Trump Trumps Easter

There’s a longstanding tradition in America that politicians refrain from making news on Easter Sunday, but President Donald Trump doesn’t care much about longstanding traditions. He “tweeted” an all-caps but otherwise fairly traditional happy Easter greeting to the country, but while his many evangelical Christian supporters were celebrating the Resurrection of Jesus, Trump was “tweeting” disparaging remarks about Democrats and threatening to deport all the so-called “dreamers” and tear up the North American Free Trade Agreement.
By now it’s well known that Trump does not like being upstaged, and has a tendency to fire subordinates who wind up on magazine covers, which does not bode well for current Time Magazine cover boy Attorney General Jeff Sessions, but trying to steal the spotlight from The Savior on Easter Sunday strikes us as especially Trumpian. The blasphemy aside, it seems another case of Trump wading into a fight chin first.
Those so-called “dreamers” are so called because of the acronym of the failed legislation that President Barack Obama pretty much enacted by executive fiat with his Deferred Action for Childhood Arrivals, which deferred any deportation actions for any illegal immigrants who had arrived here through no fault of their own as children, and it’s one of those very thorny and hot-button issues best left to the Monday after Easter Sunday. Trump got a head start on the conversation by “tweeting” about the “ridiculous liberal (Democrat) laws” impeding border enforcement, and ominously warning the situation was “getting worse. ‘Caravans’ coming. Republicans must go to Nuclear Option to pass tough laws NOW. NO MORE DACA DEAL!”

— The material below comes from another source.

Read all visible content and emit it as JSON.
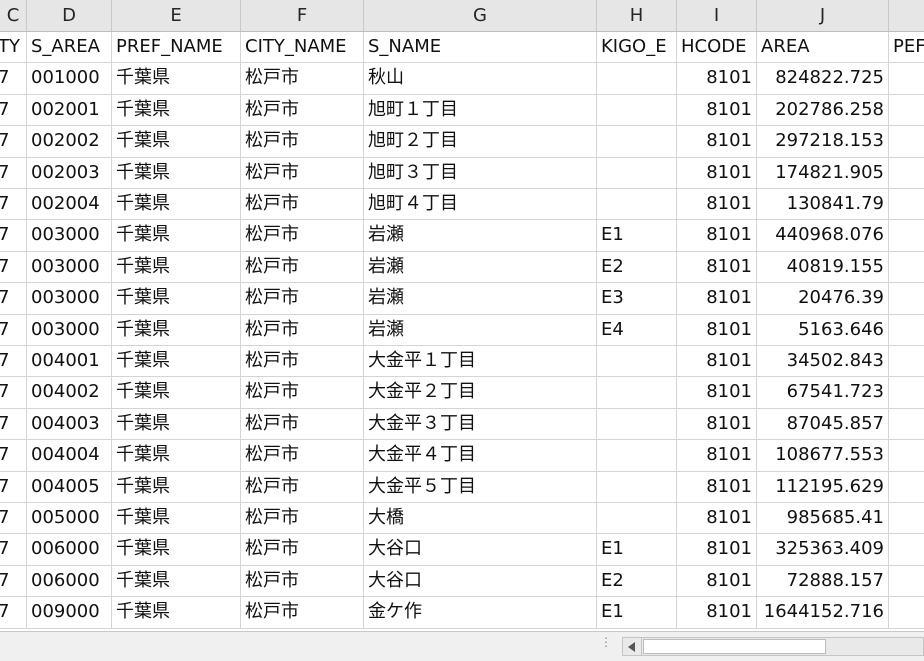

The bad timing aside, Trump is making some losing arguments. Despite a recent uptick in his approval ratings Trump still polls worse than those telegenic “dreamers,” many of whom are undeniably sympathetic and stellar semi-citizens, and tear-jerking footage of their forcible removal from the only land they’ve ever known will be hard to “tweet” away. Trump is convinced he can successfully convince enough voters it was the Democrats’ fault, as it wouldn’t have happened if they’d only given him enough money to build a wall along the entire Mexican border, which he’d repeatedly promised Mexico would pay for, but it’s going to be a hard sell in Latino-heavy districts and elsewhere.
Those darned Democrats do indeed have some damned dumb ideas about border enforcement, but it’s hard to explain that in “tweet”-sized characters, no matter how many capitalizations and exclamation marks you use. It’s an argument best made calmly, without racial animus, and in parseable sentences, but that’s another thing Trump doesn’t do. The report of “caravans” of illegal immigrants heading to our southern border apparently came shortly after the Fox News network reported, and although it might prove true we’d prefer the president was checking with his own intelligence agencies.
That disquieting Easter “tweet” about the Nuclear Option is another idea that might not work out for Trump. The Senate’s longstanding tradition of requiring a 60-vote supermajority for certain legislation has historically come in quite handy for both parties over the years they’ve been in the minority, and given the Republicans’ already razor-thin 51-to-49 advantage it’s well within the realm of possibility they’ll once again be needing that filibuster power within a year.
Holy Week is now officially over, and we’re back in the secular world, where Trump hogs the spotlight. We don’t envy him the role.